With their archives now digitised, Jay has worked with celebrated costume designers like John Dunn, Ellen Mirojnick and Catherine Martin to create outfits for characters in television dramas like Boardwalk Empire, and films including The Wizard of Lies, The Greatest Showman, The Great Gatsby and Wall Street.MGC is one of the last great tailoring workrooms in New York and it doesn’t show any signs of slowing down. Every floor is buzzing with migrant workers – Martin is proud to say that the backbone of his business are the same refugees that he once was. Many are quite old themselves. Everywhere, obvious care and devotion is given to producing approximately 250 new suits a week.
While the rise of made-to-measure programs out of China has forced many western suitmakers to close their doors, MGC’s service carries on proudly and profitably. Jay believes those made-to-measure (or MTM in trade lingo) rivals provide a valuable feeder service for his company.
“We feel MTM is a great way for customers who cannot afford a bespoke suit to get a taste for it. And when they don’t get exactly what they want, the next time they’ll come to us. My father likes to talk about what is our ‘intrinsic value’ and we don’t stray from this. We make our own patterns. Hand-stitch a full canvas. We are a traditional maker of quality clothes.”
Few, if any, can beat the Greenfields’ track record. They have made slim and conservative navy suits for President Barack Obama, broad-shouldered and double-breasted crepe suits for President Bill Clinton. For President Dwight D. Eisenhower it was three-piece suits, and Martin would cheekily sew concealed messages inside, mentioning political issues on which he felt strongly.The timber slat walls of the workroom tell countless more stories: there are photos of presidents, business titans, entertainers and sporting stars – a veritable ‘who’s who’ of 20th and 21st century popular American culture. On Martin’s simple, basic desk, there’s a photo of him shaking hands with General Colin Powell, in a strict, three-button suit. Michael Bloomberg is in similar pose in another frame. Paul Newman looks on from a photo on the wall.

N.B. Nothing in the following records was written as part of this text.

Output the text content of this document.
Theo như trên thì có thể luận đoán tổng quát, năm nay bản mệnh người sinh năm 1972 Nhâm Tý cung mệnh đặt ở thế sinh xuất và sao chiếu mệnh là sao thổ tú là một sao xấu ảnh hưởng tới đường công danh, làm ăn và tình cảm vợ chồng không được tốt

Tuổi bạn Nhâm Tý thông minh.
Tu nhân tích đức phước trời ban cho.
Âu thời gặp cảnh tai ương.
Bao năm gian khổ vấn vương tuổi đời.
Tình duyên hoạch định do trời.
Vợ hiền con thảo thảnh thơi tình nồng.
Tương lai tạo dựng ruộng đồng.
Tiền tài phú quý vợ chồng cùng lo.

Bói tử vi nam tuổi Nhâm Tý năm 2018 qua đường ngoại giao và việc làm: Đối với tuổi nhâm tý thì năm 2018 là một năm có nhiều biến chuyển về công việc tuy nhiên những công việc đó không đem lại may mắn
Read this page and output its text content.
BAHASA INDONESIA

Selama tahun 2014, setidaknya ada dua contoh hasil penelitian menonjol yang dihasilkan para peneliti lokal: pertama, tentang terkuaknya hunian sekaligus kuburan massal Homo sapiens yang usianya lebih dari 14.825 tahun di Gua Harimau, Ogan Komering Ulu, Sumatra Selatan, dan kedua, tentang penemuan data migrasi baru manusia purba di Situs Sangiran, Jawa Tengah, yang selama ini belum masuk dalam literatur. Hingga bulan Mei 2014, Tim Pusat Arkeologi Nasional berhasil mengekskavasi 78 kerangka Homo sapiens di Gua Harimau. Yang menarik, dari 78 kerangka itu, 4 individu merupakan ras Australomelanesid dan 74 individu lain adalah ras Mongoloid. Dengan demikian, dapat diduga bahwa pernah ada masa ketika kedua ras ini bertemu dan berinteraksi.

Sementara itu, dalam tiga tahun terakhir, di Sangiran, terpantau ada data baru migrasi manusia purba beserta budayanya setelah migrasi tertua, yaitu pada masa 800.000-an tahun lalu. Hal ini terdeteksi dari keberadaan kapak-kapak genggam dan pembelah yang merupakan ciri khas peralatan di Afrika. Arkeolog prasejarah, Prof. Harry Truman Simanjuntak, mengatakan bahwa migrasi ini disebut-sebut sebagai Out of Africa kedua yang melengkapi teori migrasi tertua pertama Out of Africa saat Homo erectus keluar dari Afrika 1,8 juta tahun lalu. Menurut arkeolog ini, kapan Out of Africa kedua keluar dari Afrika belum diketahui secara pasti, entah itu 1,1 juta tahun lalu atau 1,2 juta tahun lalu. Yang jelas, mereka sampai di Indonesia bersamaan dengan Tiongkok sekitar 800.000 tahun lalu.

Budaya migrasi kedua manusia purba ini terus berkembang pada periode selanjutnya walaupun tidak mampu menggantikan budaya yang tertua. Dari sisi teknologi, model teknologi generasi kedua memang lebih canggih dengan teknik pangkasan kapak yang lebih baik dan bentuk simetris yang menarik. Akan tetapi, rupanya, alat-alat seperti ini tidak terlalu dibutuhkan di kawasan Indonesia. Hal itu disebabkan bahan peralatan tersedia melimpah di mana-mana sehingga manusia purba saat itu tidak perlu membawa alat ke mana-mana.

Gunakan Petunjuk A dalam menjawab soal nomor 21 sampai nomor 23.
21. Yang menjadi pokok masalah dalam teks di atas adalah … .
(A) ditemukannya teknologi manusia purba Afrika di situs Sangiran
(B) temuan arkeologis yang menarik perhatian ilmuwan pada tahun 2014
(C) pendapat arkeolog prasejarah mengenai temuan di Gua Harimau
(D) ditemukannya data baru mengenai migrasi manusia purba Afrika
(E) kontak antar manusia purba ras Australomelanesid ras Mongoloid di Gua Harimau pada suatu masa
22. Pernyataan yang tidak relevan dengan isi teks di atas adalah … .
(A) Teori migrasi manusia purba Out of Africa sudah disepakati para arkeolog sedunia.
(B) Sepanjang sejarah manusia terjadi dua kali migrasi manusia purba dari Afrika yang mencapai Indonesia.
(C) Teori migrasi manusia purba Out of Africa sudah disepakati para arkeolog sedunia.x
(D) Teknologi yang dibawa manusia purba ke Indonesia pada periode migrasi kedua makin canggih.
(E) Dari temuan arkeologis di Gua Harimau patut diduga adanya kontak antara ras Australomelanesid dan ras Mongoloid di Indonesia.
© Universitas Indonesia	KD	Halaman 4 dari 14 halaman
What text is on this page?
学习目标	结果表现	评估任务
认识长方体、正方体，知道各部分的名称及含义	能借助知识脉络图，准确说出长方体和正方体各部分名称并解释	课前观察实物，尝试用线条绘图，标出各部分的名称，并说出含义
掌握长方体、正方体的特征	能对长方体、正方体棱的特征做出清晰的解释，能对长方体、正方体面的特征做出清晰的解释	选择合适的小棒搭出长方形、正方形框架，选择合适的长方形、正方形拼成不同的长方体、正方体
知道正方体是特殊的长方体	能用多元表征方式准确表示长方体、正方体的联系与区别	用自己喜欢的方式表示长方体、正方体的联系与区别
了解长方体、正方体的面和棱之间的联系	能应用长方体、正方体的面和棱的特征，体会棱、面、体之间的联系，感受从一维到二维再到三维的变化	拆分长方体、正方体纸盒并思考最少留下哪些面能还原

All around, it’s business as usual in the workroom. Trousers are made on the ground floor, jackets on the first. Administration and bespoke suiting is on the third. Bespoke tailoring appointments are normally done consecutively, providing privacy for clients. Those visiting on Saturdays enjoy complimentary bagels and coffee. All the measurements are done by MGC employee Michelle, who then translates them to a CAD pattern and prints them.
From this, the cloth is cut in their cutting room before being basted – temporarily assembled with basting thread – for a first fitting. A tailor, as Jay reiterates, is obviously critical to the process. The same person that makes your suit will alter and finish your suit. They control the total process. Martin’s ethos is that the customer should never feel that they paid for the fit-out; all the money should be in the suit.
It’s an old-fashioned philosophy that’s obviously working. Says Jay: “I know that we can’t make enough suits for the people that ultimately want us to make custom suits. We don’t advertise. We concentrate on what my father calls the ‘intrinsic value’ and we don’t dilute. “Look around you – nothing is fancy here and we don’t open fancy shops in Manhattan,” Jay smiles. “We just make great suits. We get great press and everyone finds us on the internet.”